Let them eat (wedding) cake
Cream cheese frosting or fondant? Classic vanilla cake or coffee with salted caramel filling? Fresh flowers to decorate your towering tiers, or delicate details made from sugar paste?
When it’s likely to take center stage at your reception and serve scores of guests, deciding on the style of wedding cake that’s right for you can get a little overwhelming. But there’s no need to spend another second sweating your sweets – this wedding pastry primer will help you make the perfect choice.
Frosting and Fondant
According to Katie Blackwell-Martin, owner of Katiebelle’s Cakes in Charlotte, North Carolina, buttercream is THE most popular wedding cake frosting. “It works especially well with more intricate designs or decorations, as you can easily cover minor imperfections with a scroll, dot or flower,” she says.
But do keep in mind that buttercream is better suited to indoor, air-conditioned venues, as a breeze may cause this stickier frosting to attract debris and hot weather can lead to a melted mess.
Another option is rolled fondant, which has a thick, dough-like consistency. It had a bad reputation for a number of years because the only brand available nationally tasted terrible, says Kevin Kossman, co-owner of Piece of Cake Desserts in Mesa, Arizona, but now there are a number of great commercial and homemade options with a pleasing flavor similar to marshmallow. Blackwell-Martin also recommends chocolate fondant – her own wedding cake was covered in white chocolate fondant with white chocolate Swiss buttercream beneath.
The benefit of fondant is that it provides a silky, smooth surface that can look chic on its own or provide a fantastic canvas for more intricate designs, such as airbrushing, stencils, weaving and more. “It’s also great for outdoor weddings, providing a protective layer that will stand up to more challenging temperatures,” Blackwell-Martin says.
Other frostings that work with a limited number of cake designs include whipped cream, chocolate ganache and cream cheese, Kossman adds.
The iconic wedding cake is a classic white, but with the countless old favorites (carrot cake, red velvet, German chocolate), seasonal flavors (hazelnut chiffon with cherry marmalade) and gourmet combinations (like Blackwell-Martin’s double dark chocolate with pistachio mousse or Kossman’s rum-infused white cake with bananas foster filling) now available, you should feel free to get creative with as many tiers as you like.
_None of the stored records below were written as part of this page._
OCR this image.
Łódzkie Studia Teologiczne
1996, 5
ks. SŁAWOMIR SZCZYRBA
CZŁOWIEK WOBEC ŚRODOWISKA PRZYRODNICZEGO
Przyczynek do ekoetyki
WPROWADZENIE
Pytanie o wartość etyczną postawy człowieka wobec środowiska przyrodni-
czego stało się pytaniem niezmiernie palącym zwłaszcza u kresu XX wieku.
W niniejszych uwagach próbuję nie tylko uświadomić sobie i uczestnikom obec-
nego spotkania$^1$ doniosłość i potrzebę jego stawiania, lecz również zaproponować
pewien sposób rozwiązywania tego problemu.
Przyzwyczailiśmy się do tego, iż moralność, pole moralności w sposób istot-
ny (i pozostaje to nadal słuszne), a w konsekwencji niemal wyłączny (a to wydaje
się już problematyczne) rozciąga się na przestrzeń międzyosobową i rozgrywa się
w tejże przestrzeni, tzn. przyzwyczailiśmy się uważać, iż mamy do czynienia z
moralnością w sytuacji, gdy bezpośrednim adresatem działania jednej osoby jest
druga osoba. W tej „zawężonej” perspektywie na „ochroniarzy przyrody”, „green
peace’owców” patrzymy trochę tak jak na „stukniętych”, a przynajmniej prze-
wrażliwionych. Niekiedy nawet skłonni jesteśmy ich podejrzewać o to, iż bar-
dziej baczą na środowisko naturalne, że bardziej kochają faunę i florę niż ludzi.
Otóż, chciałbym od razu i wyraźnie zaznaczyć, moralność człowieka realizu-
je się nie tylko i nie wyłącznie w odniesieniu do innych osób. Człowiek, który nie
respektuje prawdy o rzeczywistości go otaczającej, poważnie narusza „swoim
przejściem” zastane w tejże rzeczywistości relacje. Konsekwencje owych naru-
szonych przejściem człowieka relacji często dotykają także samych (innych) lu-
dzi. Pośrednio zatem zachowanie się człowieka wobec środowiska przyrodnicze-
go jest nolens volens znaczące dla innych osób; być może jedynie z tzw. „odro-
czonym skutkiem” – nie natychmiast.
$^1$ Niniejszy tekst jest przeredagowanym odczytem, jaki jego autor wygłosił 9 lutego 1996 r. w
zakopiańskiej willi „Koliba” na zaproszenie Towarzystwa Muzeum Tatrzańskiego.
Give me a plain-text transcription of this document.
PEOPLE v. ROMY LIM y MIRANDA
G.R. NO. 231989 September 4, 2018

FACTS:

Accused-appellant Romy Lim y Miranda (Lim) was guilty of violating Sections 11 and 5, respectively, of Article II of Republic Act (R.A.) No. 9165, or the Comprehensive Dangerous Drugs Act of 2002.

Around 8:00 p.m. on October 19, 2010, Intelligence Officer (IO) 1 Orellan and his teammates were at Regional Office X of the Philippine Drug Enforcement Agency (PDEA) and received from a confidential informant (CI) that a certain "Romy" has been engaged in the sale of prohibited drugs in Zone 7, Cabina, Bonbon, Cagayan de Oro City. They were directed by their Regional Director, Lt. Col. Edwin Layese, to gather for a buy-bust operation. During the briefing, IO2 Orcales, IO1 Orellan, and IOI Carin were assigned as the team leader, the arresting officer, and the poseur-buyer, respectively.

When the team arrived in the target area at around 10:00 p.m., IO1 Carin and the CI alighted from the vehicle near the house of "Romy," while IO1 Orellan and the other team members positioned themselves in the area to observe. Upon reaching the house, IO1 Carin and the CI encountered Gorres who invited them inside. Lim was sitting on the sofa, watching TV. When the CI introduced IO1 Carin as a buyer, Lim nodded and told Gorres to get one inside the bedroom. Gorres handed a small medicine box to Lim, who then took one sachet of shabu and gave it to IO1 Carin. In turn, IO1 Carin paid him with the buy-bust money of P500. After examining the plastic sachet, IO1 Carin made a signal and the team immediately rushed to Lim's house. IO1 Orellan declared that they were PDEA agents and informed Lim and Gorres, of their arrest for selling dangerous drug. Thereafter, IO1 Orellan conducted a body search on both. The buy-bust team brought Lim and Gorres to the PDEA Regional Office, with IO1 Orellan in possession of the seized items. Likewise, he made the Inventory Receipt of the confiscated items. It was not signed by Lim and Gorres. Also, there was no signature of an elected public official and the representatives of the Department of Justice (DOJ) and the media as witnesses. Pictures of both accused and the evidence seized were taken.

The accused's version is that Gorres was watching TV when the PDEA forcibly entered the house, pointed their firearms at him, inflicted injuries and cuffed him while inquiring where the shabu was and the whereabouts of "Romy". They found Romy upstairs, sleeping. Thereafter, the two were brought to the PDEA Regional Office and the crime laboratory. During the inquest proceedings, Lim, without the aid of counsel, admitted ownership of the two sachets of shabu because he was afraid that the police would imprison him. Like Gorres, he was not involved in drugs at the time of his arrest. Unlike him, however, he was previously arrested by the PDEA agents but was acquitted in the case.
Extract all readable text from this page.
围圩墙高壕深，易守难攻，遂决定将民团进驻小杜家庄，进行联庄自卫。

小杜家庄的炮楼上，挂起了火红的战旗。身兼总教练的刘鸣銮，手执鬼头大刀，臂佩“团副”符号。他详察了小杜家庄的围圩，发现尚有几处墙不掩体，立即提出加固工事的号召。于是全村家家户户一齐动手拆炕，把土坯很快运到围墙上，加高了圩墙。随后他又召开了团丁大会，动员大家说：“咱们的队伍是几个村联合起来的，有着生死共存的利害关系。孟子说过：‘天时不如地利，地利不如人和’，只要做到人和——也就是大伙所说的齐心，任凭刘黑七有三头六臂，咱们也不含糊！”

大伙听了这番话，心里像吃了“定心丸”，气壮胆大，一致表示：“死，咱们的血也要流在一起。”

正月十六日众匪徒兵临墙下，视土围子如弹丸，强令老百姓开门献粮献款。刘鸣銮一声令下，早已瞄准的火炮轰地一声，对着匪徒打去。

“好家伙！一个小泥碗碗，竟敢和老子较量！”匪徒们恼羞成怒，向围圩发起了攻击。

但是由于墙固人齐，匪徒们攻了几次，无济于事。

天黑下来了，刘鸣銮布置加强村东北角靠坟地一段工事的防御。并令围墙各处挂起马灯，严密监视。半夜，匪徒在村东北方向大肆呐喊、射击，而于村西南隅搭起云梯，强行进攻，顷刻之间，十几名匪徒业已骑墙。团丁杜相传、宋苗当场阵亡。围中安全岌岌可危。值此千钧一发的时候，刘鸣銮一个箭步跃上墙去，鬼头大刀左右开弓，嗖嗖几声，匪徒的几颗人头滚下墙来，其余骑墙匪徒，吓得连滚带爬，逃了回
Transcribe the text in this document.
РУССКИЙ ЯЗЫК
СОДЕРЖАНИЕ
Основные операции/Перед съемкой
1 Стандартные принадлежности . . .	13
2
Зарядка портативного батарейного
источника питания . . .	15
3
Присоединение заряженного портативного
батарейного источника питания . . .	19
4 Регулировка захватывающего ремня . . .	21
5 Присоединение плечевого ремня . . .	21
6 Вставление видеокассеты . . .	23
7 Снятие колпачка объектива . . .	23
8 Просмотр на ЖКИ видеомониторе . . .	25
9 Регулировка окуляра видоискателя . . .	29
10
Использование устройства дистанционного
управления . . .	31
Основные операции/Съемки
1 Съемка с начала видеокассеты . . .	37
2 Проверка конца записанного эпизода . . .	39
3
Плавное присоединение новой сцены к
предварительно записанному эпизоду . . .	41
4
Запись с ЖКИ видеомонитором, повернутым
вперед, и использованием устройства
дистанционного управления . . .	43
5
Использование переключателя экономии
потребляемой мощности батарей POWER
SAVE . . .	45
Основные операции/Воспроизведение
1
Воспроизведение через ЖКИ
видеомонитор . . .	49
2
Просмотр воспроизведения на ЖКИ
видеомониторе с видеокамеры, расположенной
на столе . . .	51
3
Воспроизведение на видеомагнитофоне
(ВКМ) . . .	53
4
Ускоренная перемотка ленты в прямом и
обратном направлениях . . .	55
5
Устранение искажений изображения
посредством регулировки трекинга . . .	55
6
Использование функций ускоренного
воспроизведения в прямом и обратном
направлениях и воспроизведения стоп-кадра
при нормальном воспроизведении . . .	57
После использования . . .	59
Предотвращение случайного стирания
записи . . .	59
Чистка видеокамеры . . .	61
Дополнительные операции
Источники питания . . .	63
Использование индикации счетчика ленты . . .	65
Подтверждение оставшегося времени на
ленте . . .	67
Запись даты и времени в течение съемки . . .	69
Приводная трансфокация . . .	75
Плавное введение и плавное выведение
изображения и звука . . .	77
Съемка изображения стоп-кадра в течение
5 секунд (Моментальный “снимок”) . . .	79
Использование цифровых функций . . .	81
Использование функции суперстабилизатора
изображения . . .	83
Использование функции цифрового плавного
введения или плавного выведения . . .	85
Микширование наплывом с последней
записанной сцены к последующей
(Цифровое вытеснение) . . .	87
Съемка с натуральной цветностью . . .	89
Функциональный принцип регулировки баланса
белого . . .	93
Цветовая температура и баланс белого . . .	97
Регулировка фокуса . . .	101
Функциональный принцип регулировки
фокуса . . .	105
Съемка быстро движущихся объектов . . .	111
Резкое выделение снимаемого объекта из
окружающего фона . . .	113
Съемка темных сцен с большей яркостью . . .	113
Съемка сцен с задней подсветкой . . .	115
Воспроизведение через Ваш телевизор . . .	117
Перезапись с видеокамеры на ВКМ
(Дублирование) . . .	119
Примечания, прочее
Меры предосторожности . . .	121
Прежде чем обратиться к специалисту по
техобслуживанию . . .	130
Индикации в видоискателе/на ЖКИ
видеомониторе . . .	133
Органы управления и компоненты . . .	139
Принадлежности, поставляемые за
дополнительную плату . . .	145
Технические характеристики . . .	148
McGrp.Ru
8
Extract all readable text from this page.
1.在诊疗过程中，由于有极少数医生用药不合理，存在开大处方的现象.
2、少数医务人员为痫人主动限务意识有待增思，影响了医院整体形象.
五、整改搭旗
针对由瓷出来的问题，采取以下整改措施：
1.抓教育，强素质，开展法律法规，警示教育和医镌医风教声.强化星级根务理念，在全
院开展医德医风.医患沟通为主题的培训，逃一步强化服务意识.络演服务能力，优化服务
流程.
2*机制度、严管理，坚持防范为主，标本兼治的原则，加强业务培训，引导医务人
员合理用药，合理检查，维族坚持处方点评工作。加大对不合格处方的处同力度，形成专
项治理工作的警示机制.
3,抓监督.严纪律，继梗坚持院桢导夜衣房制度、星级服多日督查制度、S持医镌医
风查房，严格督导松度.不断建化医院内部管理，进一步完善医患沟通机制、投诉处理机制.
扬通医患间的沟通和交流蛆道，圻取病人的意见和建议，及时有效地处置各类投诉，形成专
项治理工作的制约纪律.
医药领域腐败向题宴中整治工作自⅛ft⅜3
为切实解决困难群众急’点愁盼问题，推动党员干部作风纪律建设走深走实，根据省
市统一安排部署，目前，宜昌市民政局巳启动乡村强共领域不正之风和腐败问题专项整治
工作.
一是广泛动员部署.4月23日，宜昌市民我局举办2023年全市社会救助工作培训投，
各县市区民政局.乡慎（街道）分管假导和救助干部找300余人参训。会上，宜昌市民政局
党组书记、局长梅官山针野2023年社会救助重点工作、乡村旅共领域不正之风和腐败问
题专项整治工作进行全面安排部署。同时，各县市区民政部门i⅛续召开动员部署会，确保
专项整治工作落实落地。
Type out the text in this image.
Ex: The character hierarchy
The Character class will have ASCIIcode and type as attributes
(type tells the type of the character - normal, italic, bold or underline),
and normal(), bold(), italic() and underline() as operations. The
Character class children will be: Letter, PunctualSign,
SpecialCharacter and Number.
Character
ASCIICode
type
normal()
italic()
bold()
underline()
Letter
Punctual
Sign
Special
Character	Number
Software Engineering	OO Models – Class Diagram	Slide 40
Fresh blooms are an easy route, but bakers have numerous decorating techniques at their disposal, says Kossman, including buttercream and royal icing for piping; fondant and gum paste for sugar flowers and edible pearls; and modeling chocolate for toppers and other accents. They also use can pastillage (like a sweetened Play-Doh) to make decorations or isomalt, a sugar-substitute that’s great for making decorative jewels, Blackwell-Martin says.
In addition, marzipan works perfectly for delectable faux fruit, edible luster dust adds sparkle to details, or, for faux bois (false wood), a wood-graining tool and chocolate panels create a fun woodland motif.